Gegen 23 Uhr, die Band ist schon weg, ist Grönemeyer allein auf der Bühne, lost schelmisch grinsend immer wieder "La Ola" aus, bis er vor der Ausdauer der Fans kapituliert, glücklich erschöpft die Augen schließt und zum ersten Mal im ganzen Konzert einfach nur dasteht. Minutenlang tobt der Applaus. Dann winkt Herbie ins vom Vollmond beschienene Stadion, geht nochmals ans Piano, bringt mit seinem frechen Frühwerk "Moccaaugen" die Menge zum Lachen - und schickt "Bochum" als Abschiedslied hinterher. Und beim Weg aus dem Stadion fühlt man sich irgendwie getröstet.
Mag der Erfolg der Platte "Mensch" letztlich auch damit zusammenhängen, dass sie anrührende Trauerarbeit darstellt (der Krebstod seiner Frau vor viereinhalb Jahren liegt als scharfkantiges Fundament unter dem Wohlklang der neuen Lieder), beim Konzert wird mit solchen Emotionen nicht kokettiert. Dass es in seinen Liedern oft um persönlich Empfundenes gehe, sagt Grönemeyer nicht etwa vor der intimen Pianoballade "Der Weg", sondern vor dem bedrohlichen Song "Fanatisch", den er in coolem Jazzsound hervorraunt.
Kein Wunder, dass die über 30 000 Fans längst nicht genug hatten, als die Musiker kurz nach 22 Uhr erstmals von der Bühne gehen - um sich kurz darauf mit voller Energie in insgesamt vier Zugabenblöcke zu stürzen. Vom pulsierenden "Luxus" über den Volldampfrocker "Vollmond".
Als das Konzert zu Ende geht, gehe ich nach Hause in mein Hotelzimmer. Ich kann natürlich nicht einschlafen und trinke ein Glas des sündhaft teueren Rotweins, den das Hotel anbietet. Um mich von meinen eigenen Gedanke abzulenken, schalte ich den Ferseher ein. Nein, er ist nicht „ohne Bild und Ton“, das ZDF überträgt einen Boxkampf zwischen zwei Frauen. Ihre Gesichter sind blutbeschmiert und mich erfasst ein tiefer Ekel. Manche Dinge passen eben nicht zusammen, so auch dieser Abend und Boxen. Ich trinke noch ein Glas Wein und allmählich werde ich müde.

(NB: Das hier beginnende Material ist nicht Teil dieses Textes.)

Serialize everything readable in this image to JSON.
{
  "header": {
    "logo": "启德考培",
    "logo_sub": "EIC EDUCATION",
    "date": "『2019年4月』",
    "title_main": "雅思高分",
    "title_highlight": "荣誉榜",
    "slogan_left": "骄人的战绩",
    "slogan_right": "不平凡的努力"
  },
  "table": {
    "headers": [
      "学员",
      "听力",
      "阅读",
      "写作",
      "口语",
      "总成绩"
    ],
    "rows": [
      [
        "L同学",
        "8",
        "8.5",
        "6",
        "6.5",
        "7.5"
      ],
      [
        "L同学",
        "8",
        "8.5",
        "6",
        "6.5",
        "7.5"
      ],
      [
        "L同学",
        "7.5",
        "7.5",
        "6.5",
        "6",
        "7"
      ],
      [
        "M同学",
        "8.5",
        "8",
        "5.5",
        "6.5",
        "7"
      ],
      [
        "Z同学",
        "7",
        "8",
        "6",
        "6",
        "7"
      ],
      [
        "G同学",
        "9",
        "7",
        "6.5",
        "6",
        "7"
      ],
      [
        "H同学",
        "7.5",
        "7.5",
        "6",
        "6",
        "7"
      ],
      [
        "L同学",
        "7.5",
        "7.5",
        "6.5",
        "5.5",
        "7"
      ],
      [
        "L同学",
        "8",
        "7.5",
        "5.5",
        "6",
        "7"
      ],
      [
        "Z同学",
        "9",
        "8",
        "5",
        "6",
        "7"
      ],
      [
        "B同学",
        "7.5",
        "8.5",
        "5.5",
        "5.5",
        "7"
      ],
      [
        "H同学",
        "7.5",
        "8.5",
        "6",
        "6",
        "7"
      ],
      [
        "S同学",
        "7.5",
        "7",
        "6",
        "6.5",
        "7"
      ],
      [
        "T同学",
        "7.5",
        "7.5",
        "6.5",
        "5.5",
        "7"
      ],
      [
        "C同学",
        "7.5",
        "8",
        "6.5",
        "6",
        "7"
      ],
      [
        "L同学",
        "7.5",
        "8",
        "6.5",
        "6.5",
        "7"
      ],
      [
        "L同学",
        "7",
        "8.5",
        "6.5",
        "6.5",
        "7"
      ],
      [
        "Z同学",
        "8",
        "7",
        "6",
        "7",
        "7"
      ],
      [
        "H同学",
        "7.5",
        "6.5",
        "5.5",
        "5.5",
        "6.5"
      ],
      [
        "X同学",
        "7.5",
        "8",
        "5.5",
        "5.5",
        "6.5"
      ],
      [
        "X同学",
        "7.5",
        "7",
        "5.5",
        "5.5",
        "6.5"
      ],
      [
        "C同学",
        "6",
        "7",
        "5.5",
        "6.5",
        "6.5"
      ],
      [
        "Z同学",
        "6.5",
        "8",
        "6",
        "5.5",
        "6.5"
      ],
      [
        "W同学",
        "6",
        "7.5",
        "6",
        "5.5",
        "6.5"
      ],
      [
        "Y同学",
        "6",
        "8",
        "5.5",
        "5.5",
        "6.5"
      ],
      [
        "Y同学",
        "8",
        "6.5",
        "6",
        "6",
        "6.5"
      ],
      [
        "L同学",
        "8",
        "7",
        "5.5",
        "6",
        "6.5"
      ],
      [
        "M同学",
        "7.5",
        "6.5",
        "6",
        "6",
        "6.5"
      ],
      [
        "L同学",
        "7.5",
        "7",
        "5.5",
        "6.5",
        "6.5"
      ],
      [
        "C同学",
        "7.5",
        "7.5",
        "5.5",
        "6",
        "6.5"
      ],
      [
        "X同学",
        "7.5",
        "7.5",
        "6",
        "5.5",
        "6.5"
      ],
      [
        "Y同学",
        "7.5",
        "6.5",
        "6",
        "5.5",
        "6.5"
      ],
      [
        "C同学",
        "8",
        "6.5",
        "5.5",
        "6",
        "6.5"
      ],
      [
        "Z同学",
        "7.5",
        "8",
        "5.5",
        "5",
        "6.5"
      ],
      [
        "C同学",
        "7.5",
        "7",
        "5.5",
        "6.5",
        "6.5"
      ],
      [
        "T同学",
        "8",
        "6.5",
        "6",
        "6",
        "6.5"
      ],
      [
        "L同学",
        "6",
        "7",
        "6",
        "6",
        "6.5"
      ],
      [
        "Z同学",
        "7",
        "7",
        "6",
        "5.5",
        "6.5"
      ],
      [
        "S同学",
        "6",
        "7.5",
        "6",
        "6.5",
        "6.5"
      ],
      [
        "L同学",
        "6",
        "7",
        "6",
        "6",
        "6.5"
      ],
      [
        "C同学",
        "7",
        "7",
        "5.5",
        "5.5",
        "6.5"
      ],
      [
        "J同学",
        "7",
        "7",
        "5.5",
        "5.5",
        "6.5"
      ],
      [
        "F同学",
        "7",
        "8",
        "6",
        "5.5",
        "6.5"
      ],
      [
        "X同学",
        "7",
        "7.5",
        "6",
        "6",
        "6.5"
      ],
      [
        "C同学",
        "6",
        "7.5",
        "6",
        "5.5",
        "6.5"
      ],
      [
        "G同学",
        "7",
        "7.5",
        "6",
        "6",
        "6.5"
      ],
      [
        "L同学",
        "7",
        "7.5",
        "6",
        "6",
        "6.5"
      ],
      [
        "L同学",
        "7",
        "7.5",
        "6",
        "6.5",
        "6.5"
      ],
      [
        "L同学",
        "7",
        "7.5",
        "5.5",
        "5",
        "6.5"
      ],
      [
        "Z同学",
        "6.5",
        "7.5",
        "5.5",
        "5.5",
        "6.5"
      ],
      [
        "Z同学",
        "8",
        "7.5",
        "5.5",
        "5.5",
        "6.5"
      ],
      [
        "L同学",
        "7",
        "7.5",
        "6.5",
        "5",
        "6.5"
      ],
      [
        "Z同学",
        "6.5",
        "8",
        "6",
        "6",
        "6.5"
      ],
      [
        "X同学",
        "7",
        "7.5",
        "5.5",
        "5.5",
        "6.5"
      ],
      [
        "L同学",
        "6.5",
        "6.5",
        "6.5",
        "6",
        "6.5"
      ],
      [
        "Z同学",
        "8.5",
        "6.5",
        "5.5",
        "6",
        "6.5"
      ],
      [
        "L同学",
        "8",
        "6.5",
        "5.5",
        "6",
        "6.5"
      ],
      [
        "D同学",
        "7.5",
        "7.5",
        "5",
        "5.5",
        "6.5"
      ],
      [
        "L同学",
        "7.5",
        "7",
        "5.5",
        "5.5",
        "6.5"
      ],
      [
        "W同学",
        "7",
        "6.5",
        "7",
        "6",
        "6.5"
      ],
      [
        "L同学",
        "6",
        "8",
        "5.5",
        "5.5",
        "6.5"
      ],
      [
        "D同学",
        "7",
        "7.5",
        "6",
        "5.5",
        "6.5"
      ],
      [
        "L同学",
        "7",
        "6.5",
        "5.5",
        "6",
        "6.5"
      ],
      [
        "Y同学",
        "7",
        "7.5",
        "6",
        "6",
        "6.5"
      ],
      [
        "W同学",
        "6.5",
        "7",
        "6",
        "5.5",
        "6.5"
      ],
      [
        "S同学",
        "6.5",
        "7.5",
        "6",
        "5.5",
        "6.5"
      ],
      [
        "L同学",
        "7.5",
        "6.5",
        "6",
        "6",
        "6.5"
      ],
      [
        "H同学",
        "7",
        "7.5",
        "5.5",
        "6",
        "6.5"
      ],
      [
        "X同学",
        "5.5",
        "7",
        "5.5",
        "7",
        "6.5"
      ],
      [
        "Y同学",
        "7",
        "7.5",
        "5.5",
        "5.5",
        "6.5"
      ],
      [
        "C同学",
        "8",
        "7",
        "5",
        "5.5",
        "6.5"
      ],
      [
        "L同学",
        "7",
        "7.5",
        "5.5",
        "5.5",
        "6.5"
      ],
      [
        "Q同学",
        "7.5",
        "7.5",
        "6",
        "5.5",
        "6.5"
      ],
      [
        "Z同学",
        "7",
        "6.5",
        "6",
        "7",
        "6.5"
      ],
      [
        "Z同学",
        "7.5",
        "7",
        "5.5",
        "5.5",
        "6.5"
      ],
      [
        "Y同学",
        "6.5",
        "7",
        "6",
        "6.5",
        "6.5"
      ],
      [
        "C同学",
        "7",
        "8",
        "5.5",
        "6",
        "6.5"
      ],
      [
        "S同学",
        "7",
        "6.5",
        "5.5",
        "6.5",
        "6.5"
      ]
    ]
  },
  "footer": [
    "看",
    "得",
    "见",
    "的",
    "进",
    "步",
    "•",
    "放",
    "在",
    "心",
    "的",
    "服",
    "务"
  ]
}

Am nächsten morgen fahre ich sehr früh und sehr schnell nach Hause. In zwei Stunden bin ich wieder in Karlsruhe trotz einiger Blitzanlagen, die mich am schnellen Weiterkommen hindern wollen. Die Rückfahrt geht wieder an Essen, Mülheim und Köln vorbei. Ich werde nachdenklich und gebe mir selbst zu bedenken, dass ich mich auf das Fahren konzentrieren sollte. In zweieinhalb Stunden sind wir zu Hause. Ich habe ein gutes Gefühl.